From http://blog.precipice.org/why-wesabe-lost-to-mint/

   Wesabe built our own data acquisition system, first
   using downloadable client programs (partially because
   that was easier and partially to preserve users’
   privacy)

[viraptor]

Technically, they could provide a self-hosted version. But that may not be a very profitable business. Also, screen scraping needs continuous updating as the bank's interface changes.

[echion]

> I'm already doing bank screen scraping for myself

Any tools you recommend, or is it all hand-rolled?

[viraptor]

The best option I found (for read-only access) was chromedriver > download CSV statement > process that into your own database.

Using minimal standard screen scraping will be hard because most bank apps are a complicated mess of client and server side processing using ancient tech. After many tries, I just used python+chromedriver and that's doable in ~100 loc per bank.

CSV statements because OFX and others are a complete mess in most cases. I haven't seen a single compliant and correct file so far. (This may be AU specific)

Own database / spreadsheet so you have a local copy you can easily filter on. Obtaining specific date range from a bank may be an interesting challenge. I default to importing last 30 days every day with duplicates detected using a hash(date-description-amount-idx) where idx increases for every date-desc-amount duplicate.

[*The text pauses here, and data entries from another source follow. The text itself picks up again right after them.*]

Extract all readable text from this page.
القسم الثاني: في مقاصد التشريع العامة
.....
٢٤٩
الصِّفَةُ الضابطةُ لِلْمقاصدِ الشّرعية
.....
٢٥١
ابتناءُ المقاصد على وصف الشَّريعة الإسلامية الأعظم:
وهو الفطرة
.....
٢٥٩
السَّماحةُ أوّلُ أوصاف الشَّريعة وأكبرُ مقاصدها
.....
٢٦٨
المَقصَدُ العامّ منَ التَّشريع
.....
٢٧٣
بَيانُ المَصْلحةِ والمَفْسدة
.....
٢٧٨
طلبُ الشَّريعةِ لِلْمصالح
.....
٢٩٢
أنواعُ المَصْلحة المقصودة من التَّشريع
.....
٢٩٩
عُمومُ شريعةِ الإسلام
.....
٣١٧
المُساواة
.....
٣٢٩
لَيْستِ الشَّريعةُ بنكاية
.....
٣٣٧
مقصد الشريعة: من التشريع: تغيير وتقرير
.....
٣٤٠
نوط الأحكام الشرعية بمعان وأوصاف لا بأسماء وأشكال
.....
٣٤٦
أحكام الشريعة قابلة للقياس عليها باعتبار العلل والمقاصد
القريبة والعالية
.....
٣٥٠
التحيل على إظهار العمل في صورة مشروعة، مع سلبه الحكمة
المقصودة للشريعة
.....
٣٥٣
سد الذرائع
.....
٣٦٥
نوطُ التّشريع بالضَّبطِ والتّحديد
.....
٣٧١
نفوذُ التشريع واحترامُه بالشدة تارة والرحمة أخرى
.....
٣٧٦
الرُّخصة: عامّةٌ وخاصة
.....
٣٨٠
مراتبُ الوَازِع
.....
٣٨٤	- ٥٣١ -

So far I'm happy. Actually I'm in the process of writing a post about it - will submit sometime next week most likely.

[mkurz]

Looking forward to that blog post since we need to solve something similar.

[deejbee]

Coming from a slightly different angle but it may be of use, I wrote a chrome browser extension that automates logging into banks and other financial sites. It also scrapes the balances once logged in to provide a net worth total. It currently works on around 25 banks (mainly UK). You can also build your own logins and all passwords/private data are stored encrypted in the browser.

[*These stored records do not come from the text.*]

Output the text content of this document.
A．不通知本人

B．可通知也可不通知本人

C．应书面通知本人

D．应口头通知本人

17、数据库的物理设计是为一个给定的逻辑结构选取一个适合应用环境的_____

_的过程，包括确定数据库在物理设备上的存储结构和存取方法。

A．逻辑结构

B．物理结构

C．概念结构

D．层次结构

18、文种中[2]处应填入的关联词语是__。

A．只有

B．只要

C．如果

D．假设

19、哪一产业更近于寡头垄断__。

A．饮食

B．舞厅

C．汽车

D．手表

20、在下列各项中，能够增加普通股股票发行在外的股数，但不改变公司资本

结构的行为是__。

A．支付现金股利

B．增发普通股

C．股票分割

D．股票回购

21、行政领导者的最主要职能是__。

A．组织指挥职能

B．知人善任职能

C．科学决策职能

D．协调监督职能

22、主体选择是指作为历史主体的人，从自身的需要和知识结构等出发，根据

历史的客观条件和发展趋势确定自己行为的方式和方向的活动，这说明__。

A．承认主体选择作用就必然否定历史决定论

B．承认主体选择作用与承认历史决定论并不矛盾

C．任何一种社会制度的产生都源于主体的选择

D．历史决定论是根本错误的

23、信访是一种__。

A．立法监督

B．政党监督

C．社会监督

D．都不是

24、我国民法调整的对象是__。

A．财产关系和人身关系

I wrote it as I just spend too much time digging out passwords all the time and the usual crowd like LastPass are a) stored online and b) fail to login automatically to complex input sequences like banks.

[smichael]

I hand-rolled a wells fargo scraper recently using the haskell webdriver package and Selenium. It was working fairly well until they started requiring a captcha - something I've never seen as a human user. I'm not quite sure what triggered that or how to get around it.